迈向具备属性结构化与质量验证指令的通用视频多模态大语言模型
Towards Universal Video MLLMs with Attribute-Structured and Quality-Verified Instructions
February 13, 2026
作者: Yunheng Li, Hengrui Zhang, Meng-Hao Guo, Wenzhao Gao, Shaoyong Jia, Shaohui Jiao, Qibin Hou, Ming-Ming Cheng
cs.AI
摘要
通用视频理解需要针对多样化现实场景中的细粒度视觉与音频信息进行时序建模。然而,现有模型的性能主要受限于视频指令数据——这些数据将复杂的视听内容简化为单一且不完整的描述,缺乏细粒度组织与可靠标注。为此,我们提出:(一)ASID-1M,一个包含百万级结构化细粒度视听指令标注的开源数据集,支持单属性与多属性监督;(二)ASID-Verify,一个可扩展的数据标注流水线,通过自动验证与优化机制确保描述与对应视听内容在语义和时序上的一致性;(三)ASID-Captioner,基于ASID-1M数据集通过监督微调训练的视频理解模型。在涵盖视听描述、属性级描述、基于描述的问答及时序定位的七项基准测试中,ASID-Captioner在提升细粒度描述质量的同时有效减少了幻觉现象,并显著改善了指令遵循能力。该模型在开源模型中实现了最先进的性能,并与Gemini-3-Pro保持竞争力。
English
Universal video understanding requires modeling fine-grained visual and audio information over time in diverse real-world scenarios.

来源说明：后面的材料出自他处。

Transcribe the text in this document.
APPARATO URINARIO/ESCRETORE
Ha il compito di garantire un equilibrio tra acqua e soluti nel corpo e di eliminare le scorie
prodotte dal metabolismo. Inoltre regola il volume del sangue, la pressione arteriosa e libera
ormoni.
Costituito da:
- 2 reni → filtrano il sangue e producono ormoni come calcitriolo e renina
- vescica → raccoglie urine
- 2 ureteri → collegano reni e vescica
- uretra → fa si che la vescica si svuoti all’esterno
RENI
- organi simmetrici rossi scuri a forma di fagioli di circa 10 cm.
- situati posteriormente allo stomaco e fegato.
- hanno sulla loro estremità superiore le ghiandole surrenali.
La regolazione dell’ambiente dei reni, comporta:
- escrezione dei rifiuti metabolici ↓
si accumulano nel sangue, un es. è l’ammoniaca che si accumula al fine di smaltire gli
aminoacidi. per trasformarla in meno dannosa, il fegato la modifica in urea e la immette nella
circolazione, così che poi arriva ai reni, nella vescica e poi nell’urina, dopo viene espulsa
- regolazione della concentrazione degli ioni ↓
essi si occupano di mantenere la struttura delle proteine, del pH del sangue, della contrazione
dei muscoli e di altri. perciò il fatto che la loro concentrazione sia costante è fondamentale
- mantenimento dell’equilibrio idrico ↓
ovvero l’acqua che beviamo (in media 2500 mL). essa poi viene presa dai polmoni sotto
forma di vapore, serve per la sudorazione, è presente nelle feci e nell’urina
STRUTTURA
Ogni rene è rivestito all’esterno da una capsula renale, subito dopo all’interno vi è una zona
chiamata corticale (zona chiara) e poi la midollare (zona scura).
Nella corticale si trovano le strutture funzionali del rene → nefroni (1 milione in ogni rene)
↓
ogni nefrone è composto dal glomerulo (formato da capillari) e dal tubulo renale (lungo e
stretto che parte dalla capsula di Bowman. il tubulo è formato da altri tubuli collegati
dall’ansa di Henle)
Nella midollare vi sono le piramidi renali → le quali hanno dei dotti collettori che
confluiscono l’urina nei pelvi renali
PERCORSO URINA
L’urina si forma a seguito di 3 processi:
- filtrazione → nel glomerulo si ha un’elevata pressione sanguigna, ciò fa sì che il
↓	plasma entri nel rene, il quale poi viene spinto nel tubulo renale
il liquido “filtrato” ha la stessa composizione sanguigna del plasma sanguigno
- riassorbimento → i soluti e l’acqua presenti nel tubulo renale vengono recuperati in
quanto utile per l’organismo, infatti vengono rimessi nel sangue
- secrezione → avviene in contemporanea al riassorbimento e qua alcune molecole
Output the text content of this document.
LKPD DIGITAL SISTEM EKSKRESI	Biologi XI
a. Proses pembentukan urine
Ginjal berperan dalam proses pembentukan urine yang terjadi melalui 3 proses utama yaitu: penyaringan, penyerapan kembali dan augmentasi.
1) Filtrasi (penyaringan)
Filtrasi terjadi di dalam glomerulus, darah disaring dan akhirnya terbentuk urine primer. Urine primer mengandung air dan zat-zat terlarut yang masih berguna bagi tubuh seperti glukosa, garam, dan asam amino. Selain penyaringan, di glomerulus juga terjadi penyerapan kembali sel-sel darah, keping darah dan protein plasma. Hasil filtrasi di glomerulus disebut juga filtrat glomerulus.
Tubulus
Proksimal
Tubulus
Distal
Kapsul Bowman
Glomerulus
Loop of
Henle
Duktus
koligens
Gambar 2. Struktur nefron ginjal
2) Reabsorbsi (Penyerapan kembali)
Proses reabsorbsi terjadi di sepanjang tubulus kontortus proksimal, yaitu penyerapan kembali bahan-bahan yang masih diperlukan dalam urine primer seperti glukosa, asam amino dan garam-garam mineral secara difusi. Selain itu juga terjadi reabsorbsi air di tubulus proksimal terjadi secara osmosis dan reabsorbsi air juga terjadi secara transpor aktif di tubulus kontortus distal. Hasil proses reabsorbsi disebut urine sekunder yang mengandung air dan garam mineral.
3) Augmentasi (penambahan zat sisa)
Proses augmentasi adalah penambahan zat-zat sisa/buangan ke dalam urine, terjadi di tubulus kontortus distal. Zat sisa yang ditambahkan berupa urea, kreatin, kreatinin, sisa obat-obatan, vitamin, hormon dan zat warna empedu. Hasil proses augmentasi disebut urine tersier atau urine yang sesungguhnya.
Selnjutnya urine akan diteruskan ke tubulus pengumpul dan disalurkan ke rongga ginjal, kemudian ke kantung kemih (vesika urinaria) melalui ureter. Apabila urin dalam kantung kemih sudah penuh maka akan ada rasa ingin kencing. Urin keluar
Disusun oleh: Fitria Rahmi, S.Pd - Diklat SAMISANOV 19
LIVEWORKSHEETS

However, the performance of existing models is primarily constrained by video-instruction data that represents complex audiovisual content as single, incomplete descriptions, lacking fine-grained organization and reliable annotation. To address this, we introduce: (i) ASID-1M, an open-source collection of one million structured, fine-grained audiovisual instruction annotations with single- and multi-attribute supervision; (ii) ASID-Verify, a scalable data curation pipeline for annotation, with automatic verification and refinement that enforces semantic and temporal consistency between descriptions and the corresponding audiovisual content; and (iii) ASID-Captioner, a video understanding model trained via Supervised Fine-Tuning (SFT) on the ASID-1M. Experiments across seven benchmarks covering audiovisual captioning, attribute-wise captioning, caption-based QA, and caption-based temporal grounding show that ASID-Captioner improves fine-grained caption quality while reducing hallucinations and improving instruction following. It achieves state-of-the-art performance among open-source models and is competitive with Gemini-3-Pro.